The Real World rarely has only one variable at play however, just ask anyone who has used a flight simulator. Eventually, the testing is going to have to try multiple problems at once. Let’s explore Hypothetical Scenario 17:

An autonomous vehicle is driving down an icy city side-street. There is a woman bundled against the cold, carrying a baby, attempting to cross the street. There are parked cars on both sides of the road. The vehicle in the on-coming lane abruptly turns left in front of our robot, perhaps into its own driveway. Our vehicle is going to hit something. What does the robot hit? How does it decide?
So far, all of our tests have been based on the idea that there is a “correct” answer for the robot to pick. What is that isn’t true? What will the robot do when faced with having to select a “bad” choice?

If the human was driving, s/he might reasonably select the target least likely to be damaged by their vehicle. They might select whatever is directly in front of them. They might swerve or perform another action specifically to avoid the pedestrian. The human would make this choice, potentially based on experience, their own value judgements, or some other consideration. What does the robot do?
If we are concerned about this scenario, perhaps we need to design an algorithm for the robot. An auto insurance company might suggest hitting the thing with the least value, relatively speaking. A Yugo parked on the side of the road is much cheaper to repair than a Bentley. A moving vehicle with one occupant is potentially cheaper than a vehicle with four passengers, medical claims-wise. We’d have to come up with whatever our algorithm is and build in a way for the robot to learn the information which leads to the decision.
One potential solution is to allow/require the vehicles to talk to each other. Car A reports that it has three passengers but good airbags. Car B reports that it is empty and a rental car. The pedestrian reports nothing. What does the robot hit now? Worse, if there is communication between the vehicles, how long until an after-market device is introduced claiming its vehicle is “expensive” by whatever scale? If everyone uses this device, we’re back to the original problem of having to make a bad decision with no data. Even worse, how long until there are websites (or whatever) which show backyard mechanics how to hack the decision-making process to protect their own vehicles/families? And even more exciting, if the cars are reporting on themselves, why can’t the police poll all the cars going by to see who’s speeding and not wearing their seatbelts and who hasn’t done timely “proper maintenance”?
And an even more troubling question is, who’s in trouble if the robot chooses a “bad” solution? The “driver” or the owner of the vehicle? Perhaps the builder, or the developer, or the tester? How will we know why the robot made the choice it did? Does it need to log the information in some way? If a human would have made a different decision, does that trump whatever the robot actually did? This is akin to telling Developers to make it work like the existing system/prototype without defining the actual requirements.
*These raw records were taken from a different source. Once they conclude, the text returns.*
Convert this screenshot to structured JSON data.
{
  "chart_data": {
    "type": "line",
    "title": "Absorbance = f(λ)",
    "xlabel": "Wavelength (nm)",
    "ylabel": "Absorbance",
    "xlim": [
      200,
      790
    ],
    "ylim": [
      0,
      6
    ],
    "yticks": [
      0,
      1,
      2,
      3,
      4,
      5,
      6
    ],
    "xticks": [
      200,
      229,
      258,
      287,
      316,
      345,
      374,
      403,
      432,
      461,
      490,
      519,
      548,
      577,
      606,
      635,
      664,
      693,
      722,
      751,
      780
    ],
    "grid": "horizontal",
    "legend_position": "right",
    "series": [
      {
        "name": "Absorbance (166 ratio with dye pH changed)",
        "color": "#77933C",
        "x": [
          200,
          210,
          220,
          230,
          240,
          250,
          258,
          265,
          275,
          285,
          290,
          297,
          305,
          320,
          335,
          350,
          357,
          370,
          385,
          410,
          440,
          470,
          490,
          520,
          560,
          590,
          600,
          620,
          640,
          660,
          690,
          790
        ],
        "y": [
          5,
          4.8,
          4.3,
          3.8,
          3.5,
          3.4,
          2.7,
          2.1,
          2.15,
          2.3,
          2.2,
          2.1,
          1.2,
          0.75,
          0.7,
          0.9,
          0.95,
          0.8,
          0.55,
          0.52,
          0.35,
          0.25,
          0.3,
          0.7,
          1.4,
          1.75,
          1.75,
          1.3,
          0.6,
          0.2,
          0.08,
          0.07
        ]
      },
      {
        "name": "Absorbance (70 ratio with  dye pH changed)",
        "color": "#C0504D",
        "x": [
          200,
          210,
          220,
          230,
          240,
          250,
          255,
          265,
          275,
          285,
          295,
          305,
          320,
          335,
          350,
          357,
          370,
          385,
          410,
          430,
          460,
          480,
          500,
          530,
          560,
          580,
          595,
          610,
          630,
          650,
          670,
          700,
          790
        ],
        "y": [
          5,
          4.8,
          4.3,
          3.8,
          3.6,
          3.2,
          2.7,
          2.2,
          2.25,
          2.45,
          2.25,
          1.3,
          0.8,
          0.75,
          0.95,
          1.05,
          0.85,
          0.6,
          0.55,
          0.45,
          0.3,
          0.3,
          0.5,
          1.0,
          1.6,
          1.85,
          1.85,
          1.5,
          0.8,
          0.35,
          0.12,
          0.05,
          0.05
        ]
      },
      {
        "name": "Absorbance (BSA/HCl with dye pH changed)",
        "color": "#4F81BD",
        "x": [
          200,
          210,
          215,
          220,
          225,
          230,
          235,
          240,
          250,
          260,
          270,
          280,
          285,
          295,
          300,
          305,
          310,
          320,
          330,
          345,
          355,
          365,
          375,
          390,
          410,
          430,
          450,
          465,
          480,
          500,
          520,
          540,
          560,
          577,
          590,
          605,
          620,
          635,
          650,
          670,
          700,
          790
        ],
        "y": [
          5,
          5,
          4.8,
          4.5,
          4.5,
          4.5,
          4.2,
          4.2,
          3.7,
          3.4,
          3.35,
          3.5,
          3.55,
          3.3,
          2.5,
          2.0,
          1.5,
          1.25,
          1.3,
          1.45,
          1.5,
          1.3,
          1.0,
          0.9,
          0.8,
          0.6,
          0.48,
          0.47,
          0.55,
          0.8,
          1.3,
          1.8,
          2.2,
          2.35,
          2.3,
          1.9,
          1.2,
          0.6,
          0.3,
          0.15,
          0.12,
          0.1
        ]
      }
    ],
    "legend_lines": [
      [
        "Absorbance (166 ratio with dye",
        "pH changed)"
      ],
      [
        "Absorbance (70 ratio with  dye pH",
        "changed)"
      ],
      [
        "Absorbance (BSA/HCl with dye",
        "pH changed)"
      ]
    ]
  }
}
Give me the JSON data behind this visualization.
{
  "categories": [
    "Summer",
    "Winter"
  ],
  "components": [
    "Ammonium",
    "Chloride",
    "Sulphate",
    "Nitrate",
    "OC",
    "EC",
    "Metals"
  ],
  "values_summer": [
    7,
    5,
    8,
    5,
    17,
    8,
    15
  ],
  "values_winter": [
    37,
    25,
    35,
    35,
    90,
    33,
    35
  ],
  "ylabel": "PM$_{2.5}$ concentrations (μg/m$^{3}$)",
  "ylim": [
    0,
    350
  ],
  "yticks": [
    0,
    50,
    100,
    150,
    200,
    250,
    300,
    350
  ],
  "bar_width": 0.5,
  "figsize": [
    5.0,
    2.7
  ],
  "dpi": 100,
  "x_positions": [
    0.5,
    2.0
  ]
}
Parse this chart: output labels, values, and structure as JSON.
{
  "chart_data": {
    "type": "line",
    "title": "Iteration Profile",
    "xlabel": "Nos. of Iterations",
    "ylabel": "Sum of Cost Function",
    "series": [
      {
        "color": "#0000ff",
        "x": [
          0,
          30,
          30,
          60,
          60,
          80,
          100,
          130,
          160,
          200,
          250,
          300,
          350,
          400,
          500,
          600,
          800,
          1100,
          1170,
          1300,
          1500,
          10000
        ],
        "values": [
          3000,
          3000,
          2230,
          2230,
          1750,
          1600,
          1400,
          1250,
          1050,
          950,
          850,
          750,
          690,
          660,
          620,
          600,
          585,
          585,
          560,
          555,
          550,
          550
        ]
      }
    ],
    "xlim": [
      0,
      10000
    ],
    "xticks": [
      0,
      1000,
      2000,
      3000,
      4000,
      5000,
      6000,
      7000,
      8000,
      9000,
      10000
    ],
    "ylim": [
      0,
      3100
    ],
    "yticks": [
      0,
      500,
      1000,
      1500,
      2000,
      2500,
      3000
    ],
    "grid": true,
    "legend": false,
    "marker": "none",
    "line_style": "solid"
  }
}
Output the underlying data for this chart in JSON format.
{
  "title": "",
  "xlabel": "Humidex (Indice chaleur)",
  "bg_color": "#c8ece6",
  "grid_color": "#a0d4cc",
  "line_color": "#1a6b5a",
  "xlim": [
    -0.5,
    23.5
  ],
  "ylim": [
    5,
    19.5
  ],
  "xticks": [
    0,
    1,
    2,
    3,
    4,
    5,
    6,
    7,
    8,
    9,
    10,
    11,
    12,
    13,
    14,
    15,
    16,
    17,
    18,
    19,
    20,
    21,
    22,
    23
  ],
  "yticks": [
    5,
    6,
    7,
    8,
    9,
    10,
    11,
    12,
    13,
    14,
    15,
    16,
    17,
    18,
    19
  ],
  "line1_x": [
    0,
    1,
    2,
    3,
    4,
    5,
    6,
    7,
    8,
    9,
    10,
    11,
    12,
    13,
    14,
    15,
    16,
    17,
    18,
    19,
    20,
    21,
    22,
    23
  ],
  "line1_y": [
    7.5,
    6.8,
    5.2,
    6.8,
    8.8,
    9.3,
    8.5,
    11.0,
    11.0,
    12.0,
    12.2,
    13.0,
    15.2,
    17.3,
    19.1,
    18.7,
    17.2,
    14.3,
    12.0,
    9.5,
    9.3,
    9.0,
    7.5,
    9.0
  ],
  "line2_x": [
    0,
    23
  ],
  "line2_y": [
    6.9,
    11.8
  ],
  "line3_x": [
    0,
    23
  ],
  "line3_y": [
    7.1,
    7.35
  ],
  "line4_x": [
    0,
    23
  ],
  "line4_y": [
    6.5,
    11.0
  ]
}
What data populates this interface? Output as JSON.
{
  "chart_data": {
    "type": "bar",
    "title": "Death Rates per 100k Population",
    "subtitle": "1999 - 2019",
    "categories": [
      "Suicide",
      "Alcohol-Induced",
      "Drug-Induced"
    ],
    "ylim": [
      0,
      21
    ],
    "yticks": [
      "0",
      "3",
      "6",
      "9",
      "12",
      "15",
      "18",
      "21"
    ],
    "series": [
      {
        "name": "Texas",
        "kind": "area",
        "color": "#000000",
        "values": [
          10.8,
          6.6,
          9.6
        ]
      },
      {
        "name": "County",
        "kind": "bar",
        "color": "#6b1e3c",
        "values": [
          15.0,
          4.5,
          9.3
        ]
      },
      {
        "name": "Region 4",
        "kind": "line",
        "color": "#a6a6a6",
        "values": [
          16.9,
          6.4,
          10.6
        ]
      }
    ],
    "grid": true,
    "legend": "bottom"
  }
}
There’s going to be a period of transition as we bring these vehicles into reality. There will be some period of time, perhaps decades, where there will be autonomous, semi-autonomous, and human-driven vehicles all interacting on the same roads. We’re working hard to bring these vehicles to our streets, both in the US and elsewhere. So far, it seems that we’re excited that the robots can do simple tasks in controlled environments. But the Real World is not a controlled environment and maybe we need to think more about integrating messy, fragile, and litigious humans into the mix.